D. Suzana Gonçalves foi Diretora da Divisão de Bibliotecas e Documentação da PUC-Rio entre 1975 e 1994, e antes, entre 1964 e 1966, presidente da CAPES.
"Em 1945 começou a atuar na Ação Católica, ministrando aulas nos cursos do Instituto Feminino, vinculado à PUC-Rio. Lecionou no Colégio Jacobina e no Colégio Santa Úrsula, assessorou a reitoria da PUC-Rio na divulgação das atividades da universidade. Foi diretora-executiva da Capes entre abril de 1964 e maio de 1966. Em 1967, juntamente com o Padre Antônio Geraldo Amaral Rosa S.J. e o Professor Paulo de Assis Ribeiro, implementou nova estrutura na PUC-Rio, onde mais tarde chefiaria a Biblioteca Central (1975-1994)." Fonte: FERREIRA, Marieta de Moraes, MOREIRA, Regina da Luz (org.). Capes, 50 anos. Depoimentos ao CPDOC/FGV. Brasília: Capes, 2002. 343 p.
Veja aqui a matéria sobre D. Suzana publicada no Jornal da PUC.
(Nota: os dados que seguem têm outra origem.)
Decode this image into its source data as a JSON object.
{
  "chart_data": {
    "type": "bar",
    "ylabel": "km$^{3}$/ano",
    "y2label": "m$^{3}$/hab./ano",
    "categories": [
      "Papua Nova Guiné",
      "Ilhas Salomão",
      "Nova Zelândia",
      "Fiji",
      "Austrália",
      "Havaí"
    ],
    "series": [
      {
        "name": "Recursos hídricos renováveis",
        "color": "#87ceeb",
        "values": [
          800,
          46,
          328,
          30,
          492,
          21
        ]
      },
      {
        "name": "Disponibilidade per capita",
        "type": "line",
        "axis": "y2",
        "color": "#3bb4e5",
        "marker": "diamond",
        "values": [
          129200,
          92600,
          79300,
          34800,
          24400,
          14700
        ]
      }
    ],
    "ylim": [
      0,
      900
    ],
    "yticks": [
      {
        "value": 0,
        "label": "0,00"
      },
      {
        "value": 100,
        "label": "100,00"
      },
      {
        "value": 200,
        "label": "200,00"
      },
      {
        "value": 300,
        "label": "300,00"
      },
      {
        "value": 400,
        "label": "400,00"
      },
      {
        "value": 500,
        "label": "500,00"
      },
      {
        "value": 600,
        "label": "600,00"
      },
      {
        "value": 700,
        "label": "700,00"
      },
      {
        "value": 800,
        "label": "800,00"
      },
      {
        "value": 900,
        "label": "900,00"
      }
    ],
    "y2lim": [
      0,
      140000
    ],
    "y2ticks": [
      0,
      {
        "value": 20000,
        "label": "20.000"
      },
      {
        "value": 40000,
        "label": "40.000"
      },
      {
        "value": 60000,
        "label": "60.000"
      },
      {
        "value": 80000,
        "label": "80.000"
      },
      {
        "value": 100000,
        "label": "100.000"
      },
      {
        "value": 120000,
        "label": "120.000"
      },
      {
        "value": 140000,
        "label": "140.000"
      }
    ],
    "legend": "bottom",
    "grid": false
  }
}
A seguir, texto da Profa. Ana Waleska Pollo Campos Mendonça, do Departamento de Educação da PUC-Rio.
Encontros com Suzana Gonçalves (D. Suzana)
A vida é feita de encontros (e também desencontros...). Muitas pessoas passam pelas nossas vidas; com algumas nos encontramos e alguns desses encontros deixam marcas indeléveis.
É a partir de ao menos dois encontros desses que marcam, que vou tentar traçar um perfil de D. Suzana. Tarefa difícil, dada a riqueza da sua personalidade, encoberta por uma discrição e uma simplicidade raras.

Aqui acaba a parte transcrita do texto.